Review: Canon EOS 80D


The new 80D, which replaces the 70D launched in July 2013, sits smack in the middle of Canon’s SLR line-up, above the 760D and below the 7D Mark II. That puts it in prime enthusiast territory which means it needs to appeal to people who want to shoot a range of subjects in a variety of conditions. These users also want an extensive feature set with plenty of control options, but they don’t need a full-on professional-grade camera.

Canon has given the 80D a new 24-million-pixel sensor along with a Digic 6 processing engine. This may sound similar to the 24Mp 750D and 760D, but these lower-level cameras have Hybrid AF III devices, not the Dual Pixel CMOS AF sensor of the 80D.

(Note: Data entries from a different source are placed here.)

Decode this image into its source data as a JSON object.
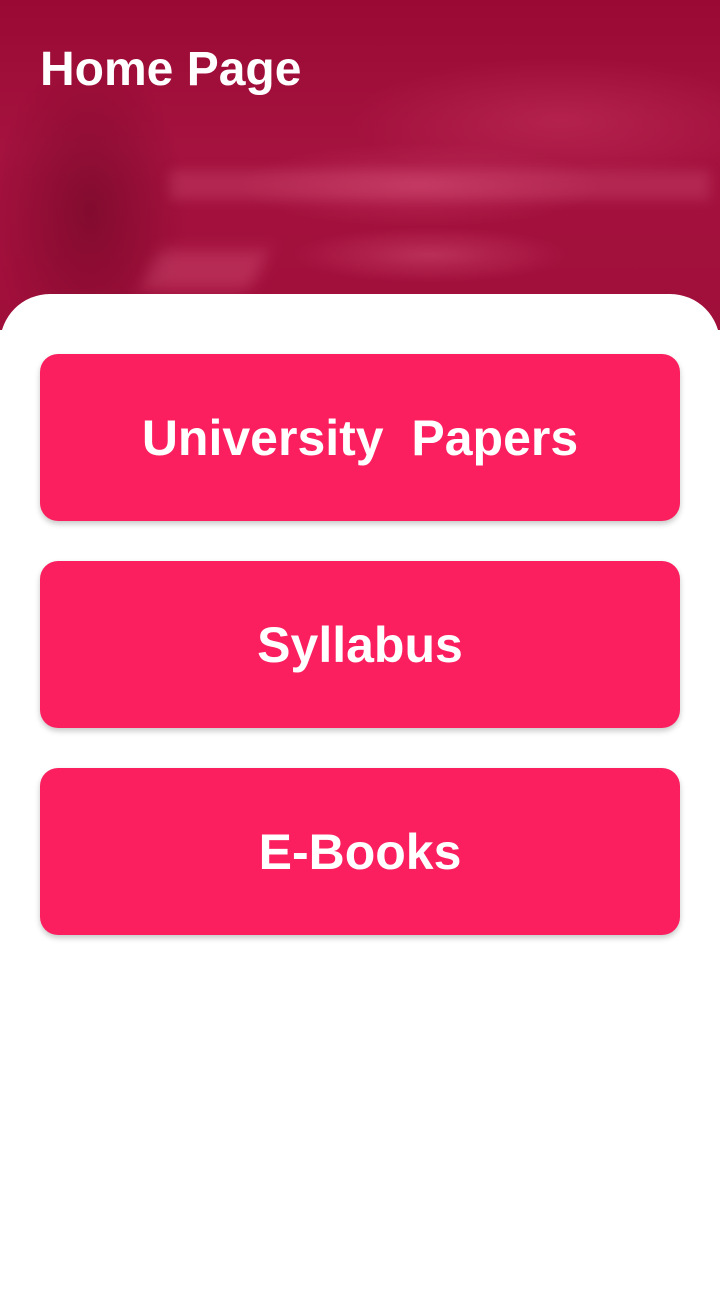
{
  "header": {
    "title": "Home Page"
  },
  "menu": {
    "items": [
      {
        "label": "University  Papers"
      },
      {
        "label": "Syllabus"
      },
      {
        "label": "E-Books"
      }
    ]
  },
  "colors": {
    "header_background": "#9e0a37",
    "button_background": "#fc1f5f",
    "button_text": "#ffffff",
    "card_background": "#ffffff"
  }
}
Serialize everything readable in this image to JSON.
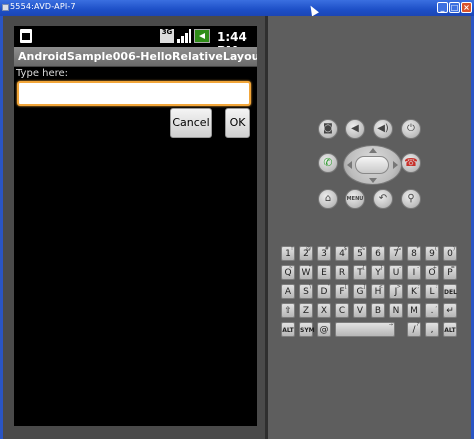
{
  "window": {
    "title": "5554:AVD-API-7",
    "min": "_",
    "max": "□",
    "close": "×"
  },
  "status": {
    "net": "3G",
    "time": "1:44 PM"
  },
  "app": {
    "title": "AndroidSample006-HelloRelativeLayout",
    "label": "Type here:",
    "entry_value": "",
    "cancel": "Cancel",
    "ok": "OK"
  },
  "controls": {
    "camera": "camera-icon",
    "volume_down": "volume-down-icon",
    "volume_up": "volume-up-icon",
    "power": "power-icon",
    "call": "call-icon",
    "end_call": "end-call-icon",
    "home": "home-icon",
    "menu": "MENU",
    "back": "back-icon",
    "search": "search-icon"
  },
  "keyboard": {
    "row1": [
      {
        "main": "1",
        "sub": "!"
      },
      {
        "main": "2",
        "sub": "@"
      },
      {
        "main": "3",
        "sub": "#"
      },
      {
        "main": "4",
        "sub": "$"
      },
      {
        "main": "5",
        "sub": "%"
      },
      {
        "main": "6",
        "sub": "^"
      },
      {
        "main": "7",
        "sub": "&"
      },
      {
        "main": "8",
        "sub": "*"
      },
      {
        "main": "9",
        "sub": "("
      },
      {
        "main": "0",
        "sub": ")"
      }
    ],
    "row2": [
      {
        "main": "Q",
        "sub": "~"
      },
      {
        "main": "W",
        "sub": "\""
      },
      {
        "main": "E",
        "sub": "´"
      },
      {
        "main": "R",
        "sub": ""
      },
      {
        "main": "T",
        "sub": "{"
      },
      {
        "main": "Y",
        "sub": "}"
      },
      {
        "main": "U",
        "sub": "-"
      },
      {
        "main": "I",
        "sub": "-"
      },
      {
        "main": "O",
        "sub": "+"
      },
      {
        "main": "P",
        "sub": "="
      }
    ],
    "row3": [
      {
        "main": "A",
        "sub": ""
      },
      {
        "main": "S",
        "sub": "\\"
      },
      {
        "main": "D",
        "sub": "'"
      },
      {
        "main": "F",
        "sub": "["
      },
      {
        "main": "G",
        "sub": "]"
      },
      {
        "main": "H",
        "sub": "<"
      },
      {
        "main": "J",
        "sub": ">"
      },
      {
        "main": "K",
        "sub": ";"
      },
      {
        "main": "L",
        "sub": ":"
      },
      {
        "main": "DEL",
        "sub": ""
      }
    ],
    "row4": [
      {
        "main": "⇧",
        "sub": ""
      },
      {
        "main": "Z",
        "sub": ""
      },
      {
        "main": "X",
        "sub": ""
      },
      {
        "main": "C",
        "sub": ""
      },
      {
        "main": "V",
        "sub": ""
      },
      {
        "main": "B",
        "sub": ""
      },
      {
        "main": "N",
        "sub": ""
      },
      {
        "main": "M",
        "sub": ""
      },
      {
        "main": ".",
        "sub": ","
      },
      {
        "main": "↵",
        "sub": ""
      }
    ],
    "row5": {
      "alt_left": "ALT",
      "sym": "SYM",
      "at": "@",
      "space": "",
      "arrow": "→",
      "slash": "/",
      "qmark": "?",
      "comma": ",",
      "alt_right": "ALT"
    }
  }
}
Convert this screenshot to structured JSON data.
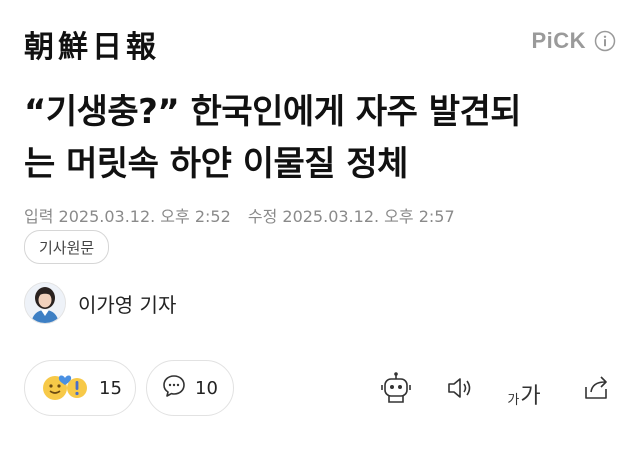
{
  "header": {
    "logo": "朝鮮日報",
    "pick_label": "PiCK",
    "pick_icon": "info-icon"
  },
  "article": {
    "title_line1": "“기생충?” 한국인에게 자주 발견되",
    "title_line2": "는 머릿속 하얀 이물질 정체",
    "published": "입력 2025.03.12. 오후 2:52",
    "modified": "수정 2025.03.12. 오후 2:57",
    "original_button": "기사원문"
  },
  "reporter": {
    "name": "이가영 기자",
    "avatar_icon": "reporter-avatar"
  },
  "actions": {
    "reactions_count": "15",
    "comments_count": "10",
    "font_small": "가",
    "font_big": "가"
  },
  "colors": {
    "muted_text": "#8a8a8a",
    "pick_gray": "#9a9a9a",
    "emoji_yellow": "#f7c948",
    "heart_blue": "#4a90e2"
  }
}
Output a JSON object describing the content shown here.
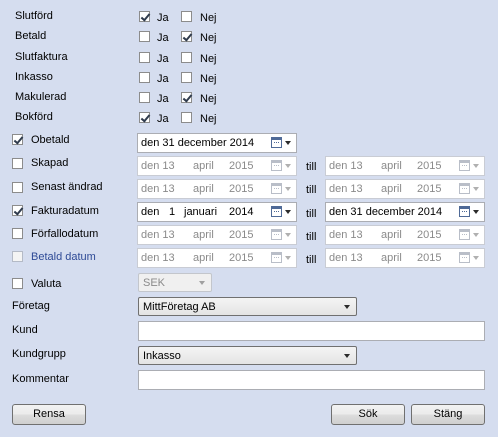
{
  "status_rows": [
    {
      "label": "Slutförd",
      "ja_label": "Ja",
      "nej_label": "Nej",
      "ja": true,
      "nej": false
    },
    {
      "label": "Betald",
      "ja_label": "Ja",
      "nej_label": "Nej",
      "ja": false,
      "nej": true
    },
    {
      "label": "Slutfaktura",
      "ja_label": "Ja",
      "nej_label": "Nej",
      "ja": false,
      "nej": false
    },
    {
      "label": "Inkasso",
      "ja_label": "Ja",
      "nej_label": "Nej",
      "ja": false,
      "nej": false
    },
    {
      "label": "Makulerad",
      "ja_label": "Ja",
      "nej_label": "Nej",
      "ja": false,
      "nej": true
    },
    {
      "label": "Bokförd",
      "ja_label": "Ja",
      "nej_label": "Nej",
      "ja": true,
      "nej": false
    }
  ],
  "date_filters": {
    "till_label": "till",
    "obetald": {
      "label": "Obetald",
      "checked": true,
      "date": "den 31 december 2014"
    },
    "skapad": {
      "label": "Skapad",
      "checked": false,
      "from": {
        "p1": "den 13",
        "p2": "april",
        "p3": "2015"
      },
      "to": {
        "p1": "den 13",
        "p2": "april",
        "p3": "2015"
      }
    },
    "senast_andrad": {
      "label": "Senast ändrad",
      "checked": false,
      "from": {
        "p1": "den 13",
        "p2": "april",
        "p3": "2015"
      },
      "to": {
        "p1": "den 13",
        "p2": "april",
        "p3": "2015"
      }
    },
    "fakturadatum": {
      "label": "Fakturadatum",
      "checked": true,
      "from": {
        "p1": "den",
        "p2": "1",
        "p3": "januari",
        "p4": "2014"
      },
      "to": "den 31 december 2014"
    },
    "forfallodatum": {
      "label": "Förfallodatum",
      "checked": false,
      "from": {
        "p1": "den 13",
        "p2": "april",
        "p3": "2015"
      },
      "to": {
        "p1": "den 13",
        "p2": "april",
        "p3": "2015"
      }
    },
    "betald_datum": {
      "label": "Betald datum",
      "checked": false,
      "from": {
        "p1": "den 13",
        "p2": "april",
        "p3": "2015"
      },
      "to": {
        "p1": "den 13",
        "p2": "april",
        "p3": "2015"
      }
    }
  },
  "valuta": {
    "label": "Valuta",
    "checked": false,
    "value": "SEK"
  },
  "foretag": {
    "label": "Företag",
    "value": "MittFöretag AB"
  },
  "kund": {
    "label": "Kund",
    "value": ""
  },
  "kundgrupp": {
    "label": "Kundgrupp",
    "value": "Inkasso"
  },
  "kommentar": {
    "label": "Kommentar",
    "value": ""
  },
  "buttons": {
    "rensa": "Rensa",
    "sok": "Sök",
    "stang": "Stäng"
  }
}
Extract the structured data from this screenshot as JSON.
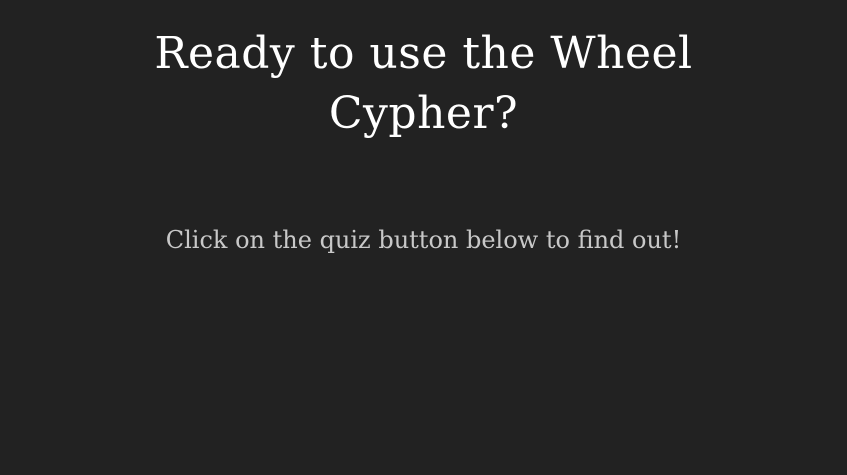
{
  "slide": {
    "title": "Ready to use the Wheel Cypher?",
    "subtitle": "Click on the quiz button below to find out!"
  },
  "colors": {
    "background": "#222222",
    "title": "#ffffff",
    "subtitle": "#c8c8c8"
  }
}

The 80D’s sensor and processor combination brings a native sensitivity range of ISO 100-16,000 (a third of a stop higher than the 70D) and a maximum expansion value of ISO 25,600 (the same as the 70D). And while the maximum continuous shooting rate is the same as the 70D’s at 7fps, the burst depth has been increased to 110 JPEGs or 25 raw files when a UHS-1 SD card is used. That’s a significant step up from the 65 JPEG or 16 raw files possible with the 70D.

Canon EOS 80D
The EOS 80D has a new and improved version of the Dual PIxel CMOS AF system found in its predecessor, plus an increased resolution of 24 million pixels.

Modern SLRs have two autofocus systems, one for when using the camera conventionally and composing images in the viewfinder (i.e. in reflex mode) and the second for use in Live View and video mode. Canon has improved both of these systems for the 80D in comparison with the 70D. The reflex mode system, for instance, has 45 AF points, all of which are cross-type whereas the 70D has 19 points. This means the new camera has better AF point coverage making it more able to find and follow subjects around the frame. Furthermore, all of the points are cross-type with lenses that have a maximum aperture of f/5.6 or greater while the central 27 operate at f/8 and 9 of them are cross-type at f/8. That’s good news for anyone using telephoto lens/teleconverter combinations that reduce the maximum aperture to f/8. The 80D can also use colour information from the 7560-pixel RGB+IR (infrared) metering sensor to help with subject tracking.